RB House
This project follows the aspiration of designing an affordable and easy to build house, previously explored in the SP house project. In this case, the brief asked for an inexpensive vacation home facing a river in the south of Chile. Ideally including high passive bioclimatic performance while keeping it easy to maintain from a distance.
The design was a wood cabin covered with metal sheets. The final construction cost was around 1,000 USD/sqm (27UF/sqm). That is a construction cost one step higher than the minimum possible in Chile.
One of the initial strategies, and part of the brief, was to lower the number of glazed surfaces without losing connection with the natural environment. To achieve this, two groups of windows were used: large and fixed windows to look outside and small folding windows to ventilate. Eight 2x2 meters glass panels were placed in pairs at the corners of the four volumes of the house. This lowered costs and improved airtightness.
The second strategy was to use a continuous thermal insulation layer surrounding the entire perimeter of the house to prevent energy loss. However, complementary air conditioning was included to cover the temperature variations of the place (especially in winter). Part of the energy is also obtained by solar panels.

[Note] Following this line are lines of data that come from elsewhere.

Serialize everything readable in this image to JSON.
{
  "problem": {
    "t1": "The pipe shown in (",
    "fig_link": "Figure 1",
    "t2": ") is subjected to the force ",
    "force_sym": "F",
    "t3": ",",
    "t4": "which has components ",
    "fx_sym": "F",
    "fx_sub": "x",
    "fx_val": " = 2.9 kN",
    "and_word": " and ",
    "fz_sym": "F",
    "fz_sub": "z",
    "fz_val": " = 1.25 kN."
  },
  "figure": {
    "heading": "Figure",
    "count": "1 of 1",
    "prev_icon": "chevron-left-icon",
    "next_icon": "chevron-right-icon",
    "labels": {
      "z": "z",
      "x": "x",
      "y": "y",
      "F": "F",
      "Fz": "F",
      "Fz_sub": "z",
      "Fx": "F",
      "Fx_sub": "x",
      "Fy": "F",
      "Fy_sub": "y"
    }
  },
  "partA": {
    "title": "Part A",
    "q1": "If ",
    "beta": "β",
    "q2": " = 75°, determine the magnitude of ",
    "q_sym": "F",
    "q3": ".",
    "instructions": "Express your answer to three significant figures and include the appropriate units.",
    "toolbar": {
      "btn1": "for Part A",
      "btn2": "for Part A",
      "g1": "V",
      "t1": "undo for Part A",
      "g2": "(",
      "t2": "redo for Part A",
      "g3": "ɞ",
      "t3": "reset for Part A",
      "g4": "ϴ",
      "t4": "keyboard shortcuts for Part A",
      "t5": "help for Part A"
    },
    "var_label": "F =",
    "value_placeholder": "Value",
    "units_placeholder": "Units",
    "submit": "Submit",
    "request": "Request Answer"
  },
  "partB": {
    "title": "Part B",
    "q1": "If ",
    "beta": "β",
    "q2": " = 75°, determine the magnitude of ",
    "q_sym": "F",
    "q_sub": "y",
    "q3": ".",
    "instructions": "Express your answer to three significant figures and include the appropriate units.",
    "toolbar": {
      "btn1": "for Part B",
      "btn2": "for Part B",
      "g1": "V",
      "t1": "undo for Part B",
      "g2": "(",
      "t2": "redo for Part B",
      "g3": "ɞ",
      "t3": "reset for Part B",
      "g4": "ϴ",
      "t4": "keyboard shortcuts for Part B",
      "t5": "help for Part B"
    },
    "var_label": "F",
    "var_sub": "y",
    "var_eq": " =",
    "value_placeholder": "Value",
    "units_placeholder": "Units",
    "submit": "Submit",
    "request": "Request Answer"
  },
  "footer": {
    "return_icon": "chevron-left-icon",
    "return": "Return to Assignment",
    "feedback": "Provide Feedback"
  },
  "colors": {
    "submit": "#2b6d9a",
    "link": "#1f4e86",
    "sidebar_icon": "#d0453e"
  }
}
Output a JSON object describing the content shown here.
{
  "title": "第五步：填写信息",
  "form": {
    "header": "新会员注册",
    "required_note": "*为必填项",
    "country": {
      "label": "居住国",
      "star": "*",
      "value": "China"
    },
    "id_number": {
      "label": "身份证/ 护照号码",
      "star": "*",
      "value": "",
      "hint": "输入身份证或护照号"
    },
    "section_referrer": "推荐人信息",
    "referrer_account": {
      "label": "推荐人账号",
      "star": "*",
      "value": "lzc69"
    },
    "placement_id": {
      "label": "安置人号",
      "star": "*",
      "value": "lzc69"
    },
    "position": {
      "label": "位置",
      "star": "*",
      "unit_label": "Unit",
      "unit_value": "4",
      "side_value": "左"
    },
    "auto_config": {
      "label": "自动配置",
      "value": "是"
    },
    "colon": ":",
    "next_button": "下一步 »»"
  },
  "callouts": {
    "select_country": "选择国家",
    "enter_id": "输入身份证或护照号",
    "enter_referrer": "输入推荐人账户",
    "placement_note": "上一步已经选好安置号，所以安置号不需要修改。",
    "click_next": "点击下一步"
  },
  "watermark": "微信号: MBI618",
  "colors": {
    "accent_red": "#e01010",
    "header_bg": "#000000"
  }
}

This was clearly not an easy to build house, yet the complex design allowed other benefits: The geometric organization of the house grants independence, multiple views of the landscape (at least two walls in each room considered openings), in addition to producing an exterior garden at the center of the house. The geometry also creates the perception of a series of small volumes. Moreover, the metal sheets were arrayed in layers of different colors, to reinforce the house camouflage with surrounding vegetation. The formal result departs from the aesthetics of generic glazed rectangular volumes that have proliferated as second homes in Chile.
A group of skilled local wood workers built the project following blueprints. The owner supervised the construction via Zoom video calls. Special attention was paid to the roof details, due to large number of diagonal joints and constant rain where the house is located. The house was finished in January 2024.